> Just build all the sensor drivers into
> the kernel, not modules but built in.

A simpler way:

- make sure you have CONFIG_I2C_CHARDEV=y, CONFIG_I2C_HELPER_AUTO=y and
select the correct I2C hardware bus drivers for your platform
(CONFIG_I2C_I801 for most recent Intel chipsets and CONFIG_I2C_PIIX4 for
most recent AMD chipsets; reading the help text of the various drivers
should point you in the right direction);

- emerge sys-apps/lm_sensors

- run sensors-detect

- enable the drivers for all the things sensors-detect finds. Hopefully
you won't have any unsupported chips...

- you can then add lm_sensors to the default runlevel, so that it loads
the correct modules during the boot process.

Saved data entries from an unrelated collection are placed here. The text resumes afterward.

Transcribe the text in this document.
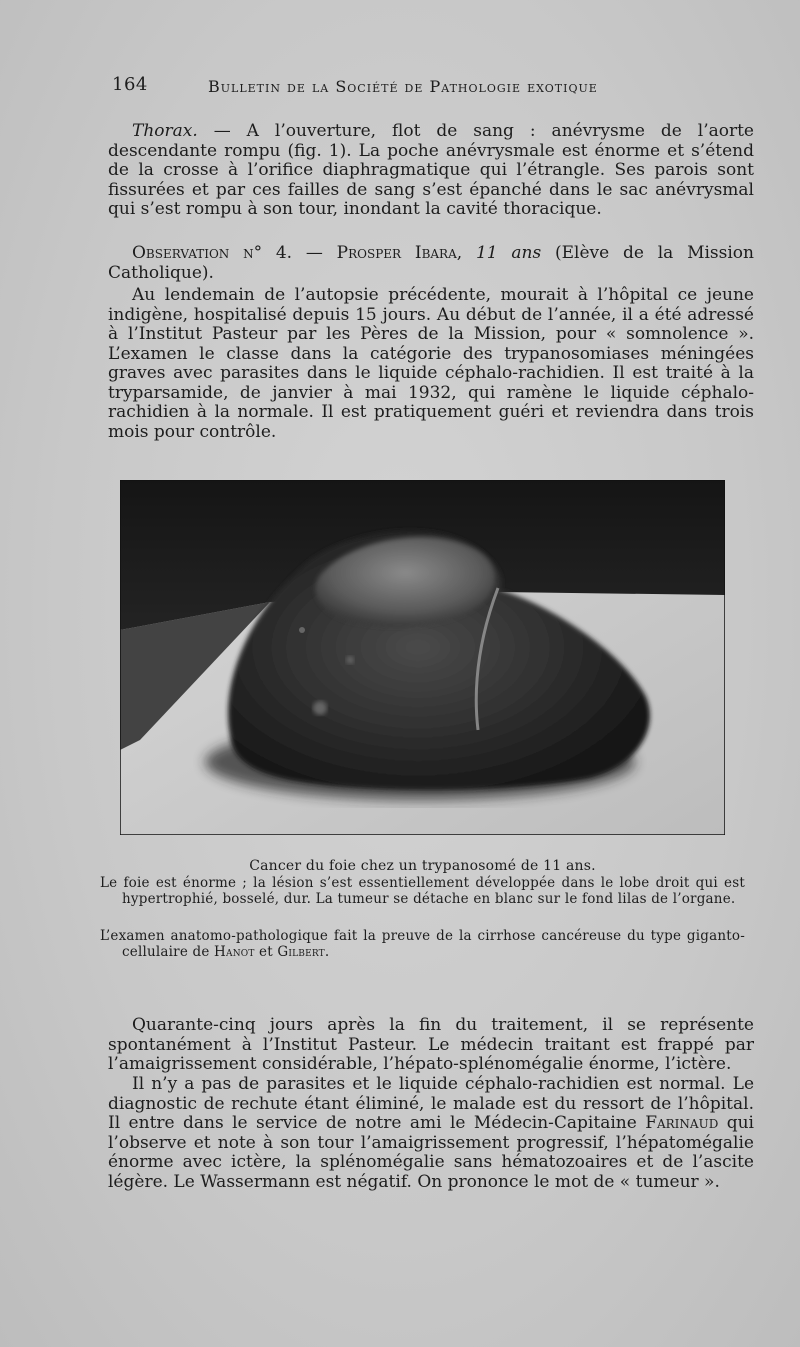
164	Bulletin de la Société de Pathologie exotique
Thorax. — A l’ouverture, flot de sang : anévrysme de l’aorte descendante rompu (fig. 1). La poche anévrysmale est énorme et s’étend de la crosse à l’orifice diaphragmatique qui l’étrangle. Ses parois sont fissurées et par ces failles de sang s’est épanché dans le sac anévrysmal qui s’est rompu à son tour, inondant la cavité thoracique.
Observation n° 4. — Prosper Ibara, 11 ans (Elève de la Mission Catholique).
Au lendemain de l’autopsie précédente, mourait à l’hôpital ce jeune indigène, hospitalisé depuis 15 jours. Au début de l’année, il a été adressé à l’Institut Pasteur par les Pères de la Mission, pour « somnolence ». L’examen le classe dans la catégorie des trypanosomiases méningées graves avec parasites dans le liquide céphalo-rachidien. Il est traité à la tryparsamide, de janvier à mai 1932, qui ramène le liquide céphalo-rachidien à la normale. Il est pratiquement guéri et reviendra dans trois mois pour contrôle.
Cancer du foie chez un trypanosomé de 11 ans.
Le foie est énorme ; la lésion s’est essentiellement développée dans le lobe droit qui est hypertrophié, bosselé, dur. La tumeur se détache en blanc sur le fond lilas de l’organe.
L’examen anatomo-pathologique fait la preuve de la cirrhose cancéreuse du type giganto-cellulaire de Hanot et Gilbert.
Quarante-cinq jours après la fin du traitement, il se représente spontanément à l’Institut Pasteur. Le médecin traitant est frappé par l’amaigrissement considérable, l’hépato-splénomégalie énorme, l’ictère.
Il n’y a pas de parasites et le liquide céphalo-rachidien est normal. Le diagnostic de rechute étant éliminé, le malade est du ressort de l’hôpital. Il entre dans le service de notre ami le Médecin-Capitaine Farinaud qui l’observe et note à son tour l’amaigrissement progressif, l’hépatomégalie énorme avec ictère, la splénomégalie sans hématozoaires et de l’ascite légère. Le Wassermann est négatif. On prononce le mot de « tumeur ».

The final step is to configure the software you use to display the
sensor readings. It is usually a matter of attaching the correct labels
to the various inputs, and possibly tweaking the scaling factors so that
the readings match those shown by the BIOS; as the details depend on the
specific manufacturer and model of your board, this will usually be a
trial and error process, although google might help you. The comments in
/etc/sensor3.conf, which controls software using the libraries provided
by lm_sensors, are also a useful source of information.

> cat /sys/devices/platform/

This will miss those sensors which do not appear as a platform device
(e.g. the AMD k10 on-die temperature sensors, which is a PCI device).